Art has been a part in my life for as long as I can remember. Growing up, it was always incorporated into my playtime. But I think it became a true part of my identity and lifestyle after attending a school of the arts throughout my middle school years.
Since those formative years, I’ve found various ways to be involved and keep art in my life. The most notable, thus far, has been serving full two-year term as co-chair of 1858’s Prize for Contemporary Art, a prestigious award given to a visual artist that is using their talent to tell a new story about The South. Along with a panel of esteemed judges from across the art world, I have chosen two artists to receive over $20k in cash, the opportunity to showcase at the Gibbes Museum, and the possibility of having a piece acquired for a reputable permanent collection.
But of all the opportunities I’ve had in the art world, late last month I experienced something new. I toured an exhibit with a group of nothing but Black women!
That may sound so simple, but in the 20+ years of finding myself in art spaces, I have never ever been surrounded by people that not only look like me, but have had similar life experiences– something that makes discussing art a much more personal conversation. I’d been lucky to find the another Black woman or two at events and exhibits over the years, but none of those encounters felt like this one.

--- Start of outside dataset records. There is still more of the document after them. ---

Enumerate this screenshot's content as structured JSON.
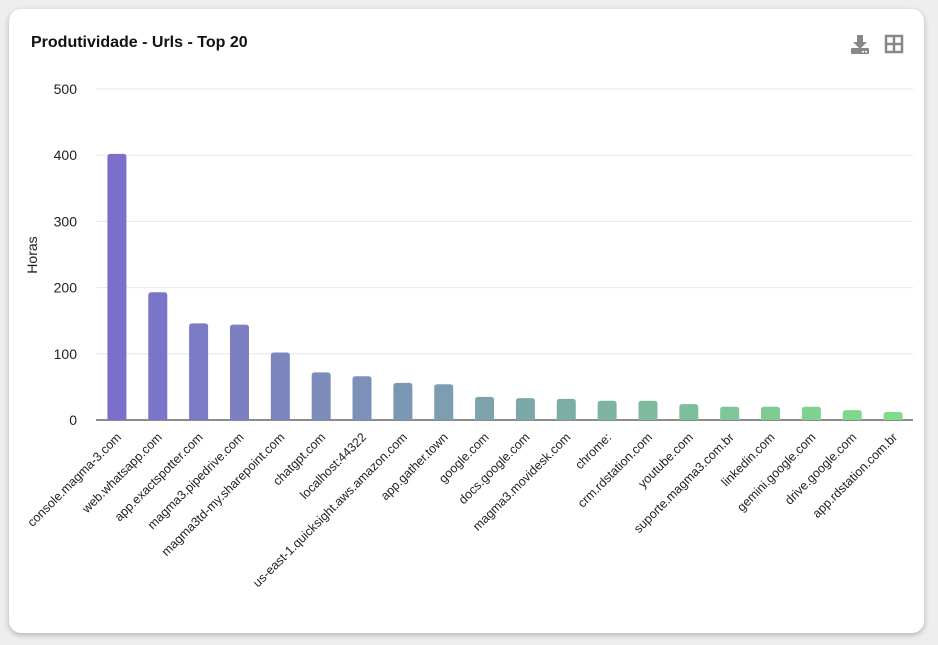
{
  "header": {
    "title": "Produtividade - Urls - Top 20",
    "icons": [
      "download-icon",
      "grid-icon"
    ]
  },
  "chart_data": {
    "type": "bar",
    "title": "Produtividade - Urls - Top 20",
    "xlabel": "",
    "ylabel": "Horas",
    "ylim": [
      0,
      500
    ],
    "yticks": [
      0,
      100,
      200,
      300,
      400,
      500
    ],
    "grid": true,
    "categories": [
      "console.magma-3.com",
      "web.whatsapp.com",
      "app.exactspotter.com",
      "magma3.pipedrive.com",
      "magma3td-my.sharepoint.com",
      "chatgpt.com",
      "localhost:44322",
      "us-east-1.quicksight.aws.amazon.com",
      "app.gather.town",
      "google.com",
      "docs.google.com",
      "magma3.movidesk.com",
      "chrome:",
      "crm.rdstation.com",
      "youtube.com",
      "suporte.magma3.com.br",
      "linkedin.com",
      "gemini.google.com",
      "drive.google.com",
      "app.rdstation.com.br"
    ],
    "values": [
      402,
      193,
      146,
      144,
      102,
      72,
      66,
      56,
      54,
      35,
      33,
      32,
      29,
      29,
      24,
      20,
      20,
      20,
      15,
      12
    ],
    "color_start": "#7b6fcc",
    "color_end": "#7fdc8a"
  }
}
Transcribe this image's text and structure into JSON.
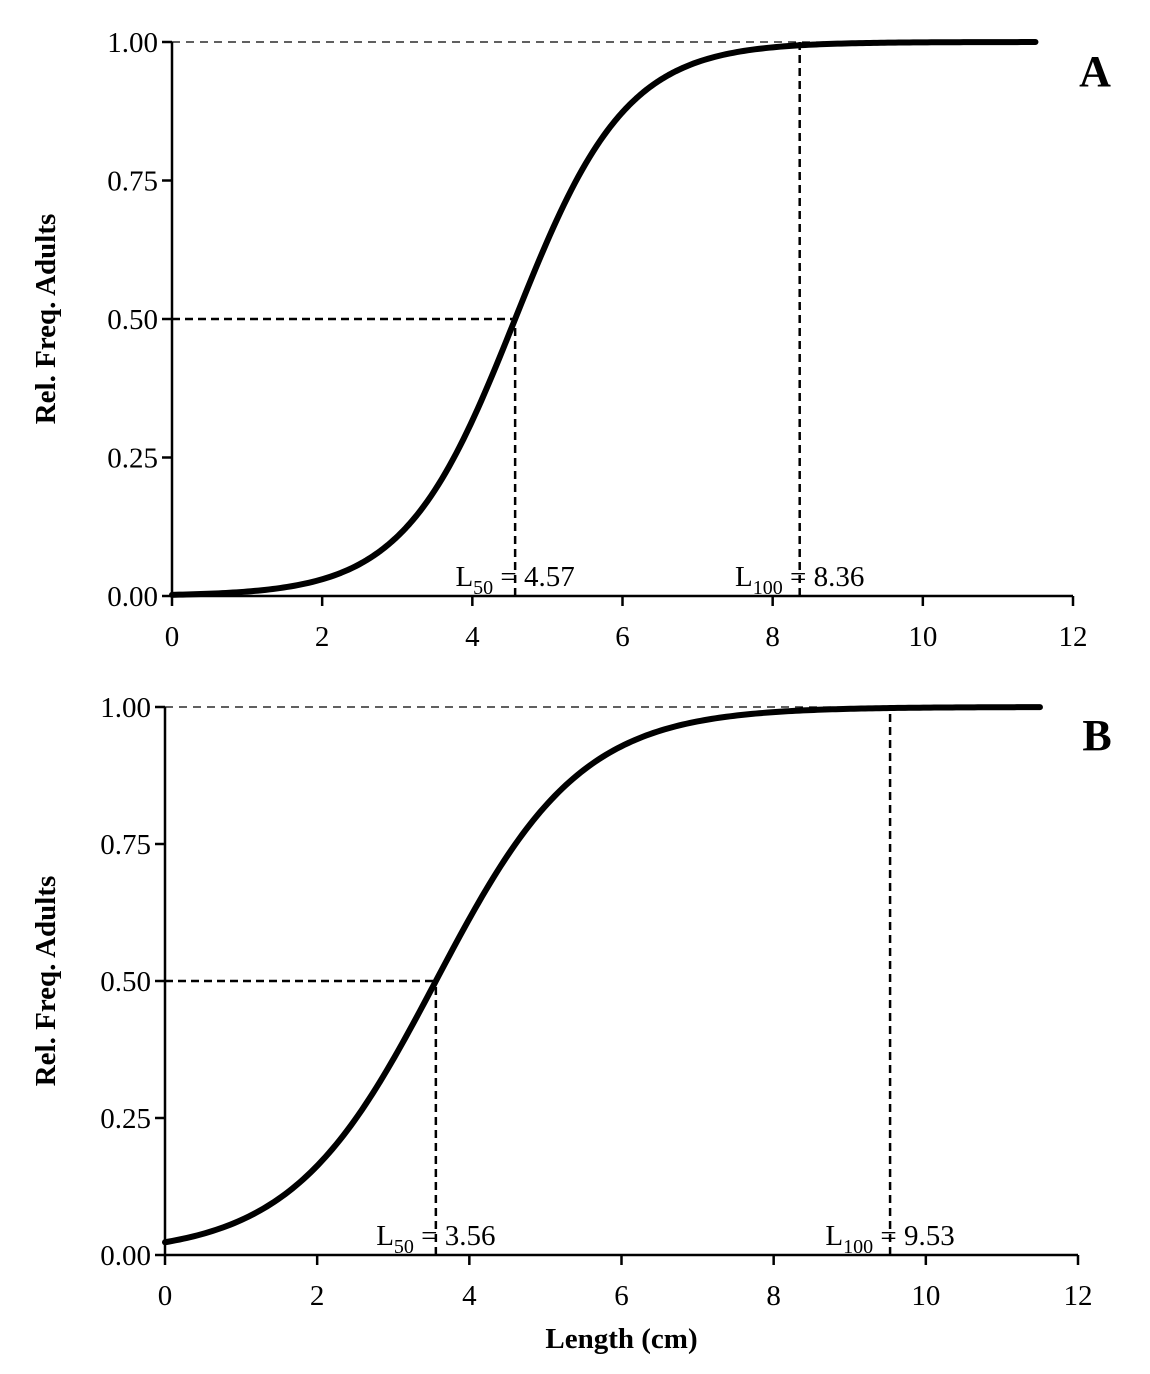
{
  "chart_data": [
    {
      "type": "line",
      "panel_label": "A",
      "title": "",
      "xlabel": "",
      "ylabel": "Rel. Freq. Adults",
      "xlim": [
        0,
        12
      ],
      "ylim": [
        0,
        1
      ],
      "x_ticks": [
        "0",
        "2",
        "4",
        "6",
        "8",
        "10",
        "12"
      ],
      "y_ticks": [
        "0.00",
        "0.25",
        "0.50",
        "0.75",
        "1.00"
      ],
      "grid": false,
      "legend": "none",
      "curve": {
        "model": "logistic",
        "midpoint": 4.57,
        "slope": 1.35,
        "x_range": [
          0,
          11.5
        ]
      },
      "reference_lines": [
        {
          "kind": "horizontal",
          "y": 1.0,
          "from_x": 0,
          "to_x": 11.5,
          "style": "thin-dashed"
        },
        {
          "kind": "horizontal",
          "y": 0.5,
          "from_x": 0,
          "to_x": 4.57,
          "style": "dashed"
        },
        {
          "kind": "vertical",
          "x": 4.57,
          "from_y": 0,
          "to_y": 0.5,
          "style": "dashed"
        },
        {
          "kind": "vertical",
          "x": 8.36,
          "from_y": 0,
          "to_y": 1.0,
          "style": "dashed"
        }
      ],
      "annotations": [
        {
          "main": "L",
          "sub": "50",
          "rest": " = 4.57",
          "x": 4.57
        },
        {
          "main": "L",
          "sub": "100",
          "rest": " = 8.36",
          "x": 8.36
        }
      ]
    },
    {
      "type": "line",
      "panel_label": "B",
      "title": "",
      "xlabel": "Length (cm)",
      "ylabel": "Rel. Freq. Adults",
      "xlim": [
        0,
        12
      ],
      "ylim": [
        0,
        1
      ],
      "x_ticks": [
        "0",
        "2",
        "4",
        "6",
        "8",
        "10",
        "12"
      ],
      "y_ticks": [
        "0.00",
        "0.25",
        "0.50",
        "0.75",
        "1.00"
      ],
      "grid": false,
      "legend": "none",
      "curve": {
        "model": "logistic",
        "midpoint": 3.56,
        "slope": 1.05,
        "x_range": [
          0,
          11.5
        ]
      },
      "reference_lines": [
        {
          "kind": "horizontal",
          "y": 1.0,
          "from_x": 0,
          "to_x": 11.5,
          "style": "thin-dashed"
        },
        {
          "kind": "horizontal",
          "y": 0.5,
          "from_x": 0,
          "to_x": 3.56,
          "style": "dashed"
        },
        {
          "kind": "vertical",
          "x": 3.56,
          "from_y": 0,
          "to_y": 0.5,
          "style": "dashed"
        },
        {
          "kind": "vertical",
          "x": 9.53,
          "from_y": 0,
          "to_y": 1.0,
          "style": "dashed"
        }
      ],
      "annotations": [
        {
          "main": "L",
          "sub": "50",
          "rest": " = 3.56",
          "x": 3.56
        },
        {
          "main": "L",
          "sub": "100",
          "rest": " = 9.53",
          "x": 9.53
        }
      ]
    }
  ]
}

THIS was Black Girls in Art Spaces, an online organization that does precisely what they did that Saturday afternoon at a historic art museum in the middle of one of the most historic cities in the country: facilitate the meet-ups of Black women in various cities at different types of art spaces to have open, honest, and (most importantly) comfortable conversations about the art being showcased across this nation.
I don’t think I realized how badly I needed that.
But thanks to Jordan, the Associate Curator of Contemporary Initiatives + Visiting Artists at the Gibbes’, Charleston got it’s very own chapter and this was our inaugural meeting! Lucky for us, it coincided at the time Beverly McIver’s Full Circle Exhibit. This was a powerful collection of works about Blackness through the eyes of a Black woman that grew up in the South, but as an adult lived in other cities where she was micro-minority. The topics that were raised from her work by this group with deep, and raw, and sometimes inappropriate (had it been around any other audience). But I believe that’s the point of art– to help create conversations about our society during any given time.
I can’t wait to take part in the next local event in Charleston! But what do you think; does Columbia need a chapter too?